U.S. VACCINATION CAMPAIGN: “HAND-TO-HAND COMBAT”

Last Wednesday The New York Times kept up its policy of dutifully repeating without any questioning the military language and war analogies when referring to the federal government’s vaccination campaign. 
The self-proclaimed “Paper of Record” headline read:

Nation Faces “Hand-to-Hand Combat” to Get Reluctant Americans Vaccinated

The article opens with: 
“Now that President Biden has met his goal to have all adults eligible for the coronavirus vaccine, health officials across the country are hitting what appears to be a soft ceiling: More than half the nation’s adults have received at least one dose, but it is going to take hard work and some creative changes in strategy—to convince the rest.”
The Times notes close collaboration of the White House and major business interests in getting Americans vaccinated when it quotes Michael Carney, an executive with the U.S. Chamber of Commerce, who said, “If you think of this as a war, we’re about to enter the hand-to-hand combat phase of the war.”
Legal Argument
While the federal government is not allowed by law to mandate vaccinations, a number of law experts claim private businesses can with few exceptions. On 2 December, Reuters quoted Lawrence Gostin, a global health law professor at Georgetown University, who said, “Companies have every good reason to get all of their employees vaccinated and also have an obligation to keep all employees and customers safe.”
The Reuters article notes that Gostin and other health law experts have said that private companies in the U.S. have “broad liberties to set health and safety standards,” allowing them to mandate vaccinations as a condition of employment with some exceptions.
They are supported by the Equal Employment Opportunity Commission which, according to the article, “has told employers that they can require vaccination to protect public health.”
The Reuters article interviewed Robert Field, a professor of law and public health at Drexel University, who said, “Employers are on shakier grounds because of the emergency use authorization.” 
However, other “legal scholars” have stated that companies can do as they wish regardless of whether the vaccine is for emergency use or not.
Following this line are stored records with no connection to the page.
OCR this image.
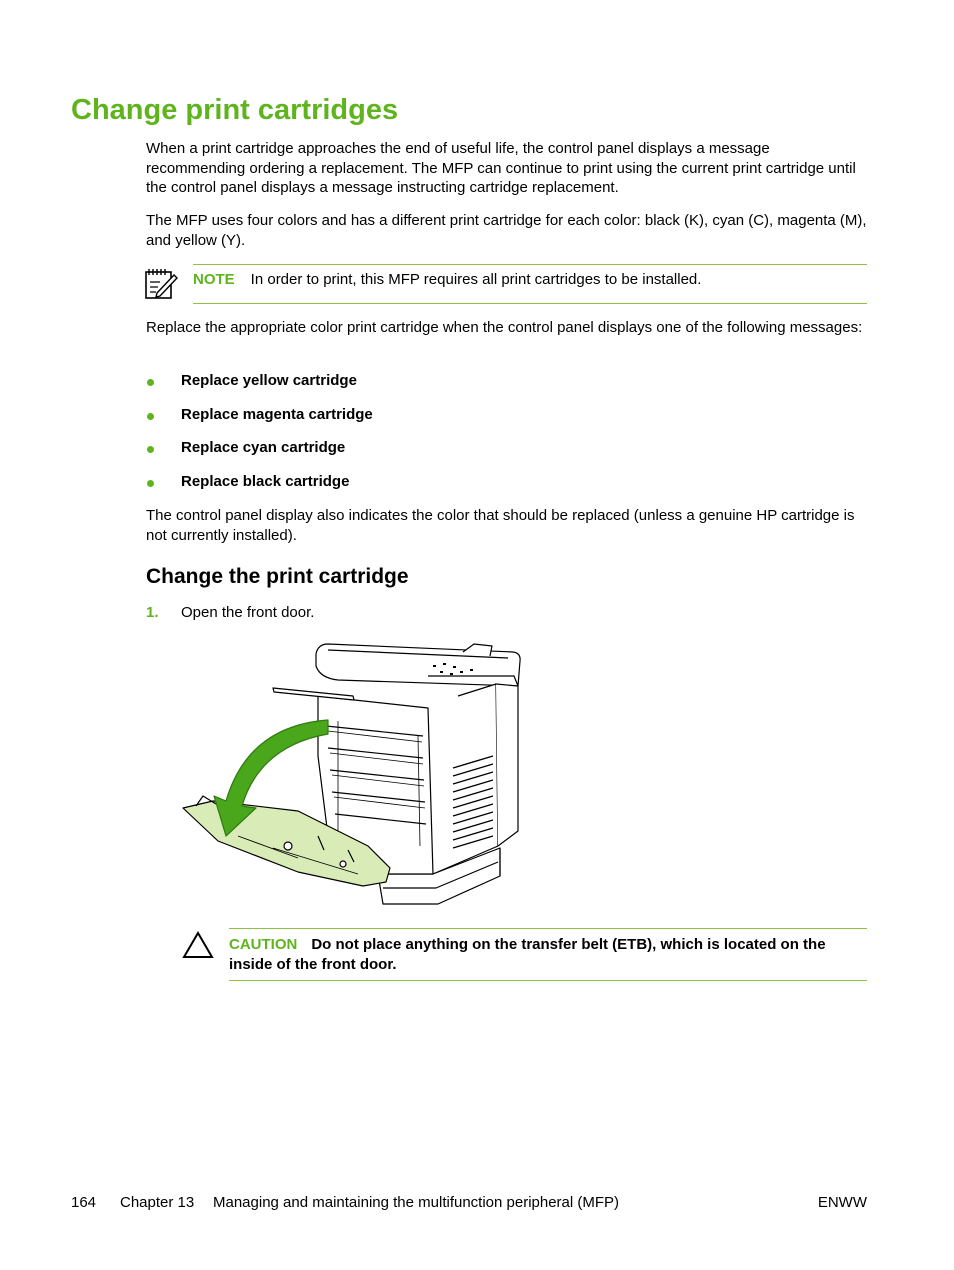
Change print cartridges

When a print cartridge approaches the end of useful life, the control panel displays a message recommending ordering a replacement. The MFP can continue to print using the current print cartridge until the control panel displays a message instructing cartridge replacement.

The MFP uses four colors and has a different print cartridge for each color: black (K), cyan (C), magenta (M), and yellow (Y).

NOTE In order to print, this MFP requires all print cartridges to be installed.

Replace the appropriate color print cartridge when the control panel displays one of the following messages:

Replace yellow cartridge
Replace magenta cartridge
Replace cyan cartridge
Replace black cartridge

The control panel display also indicates the color that should be replaced (unless a genuine HP cartridge is not currently installed).

Change the print cartridge
1. Open the front door.
CAUTION Do not place anything on the transfer belt (ETB), which is located on the inside of the front door.
164 Chapter 13 Managing and maintaining the multifunction peripheral (MFP)	ENWW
Moreover, it is only a matter of time before the FDA will “officially approve” the COVID jabs.
TREND FORECAST: As of Sunday, according to the CDC, 28 percent of Americans are fully vaccinated. They estimate that by the end of August, some 85 percent will have gotten two shots.
However, data shows ingrained resistance among religious groups, such as Evangelicals, who comprise about 30 to 35 percent of America’s population, according to Wheaton College’s Institute for the Studies… a significant percentage who do not trust the vaccine.
TRENDPOST: As we wrote in our 13 April article, “MEDIA: GET JABBED, END THE COVID WAR”:
For those requiring proof that there are serious concerns about the COVID vaccinations, of the workers most vulnerable to allegedly getting get infected – healthcare workers in nursing homes – only 37.5 percent of them have taken up offers to be vaccinated. Indeed, with so many nursing home patients being vaccinated with a wide array of shots for various “medical” reasons, these frontline workers have witnessed firsthand the pros and cons of Big Pharma injections. 
As Robert Field, the law and public health expert quoted in the Reuters article cited above pointed out, the fact that these new vaccines were rushed out to the public under the Emergency Use Authorization gives those who want to take a “wait and see” attitude a potential legal strategy.
Thus, we maintain our forecast for anti-vax, anti-establishment political movements to gain significant political strength in western nations.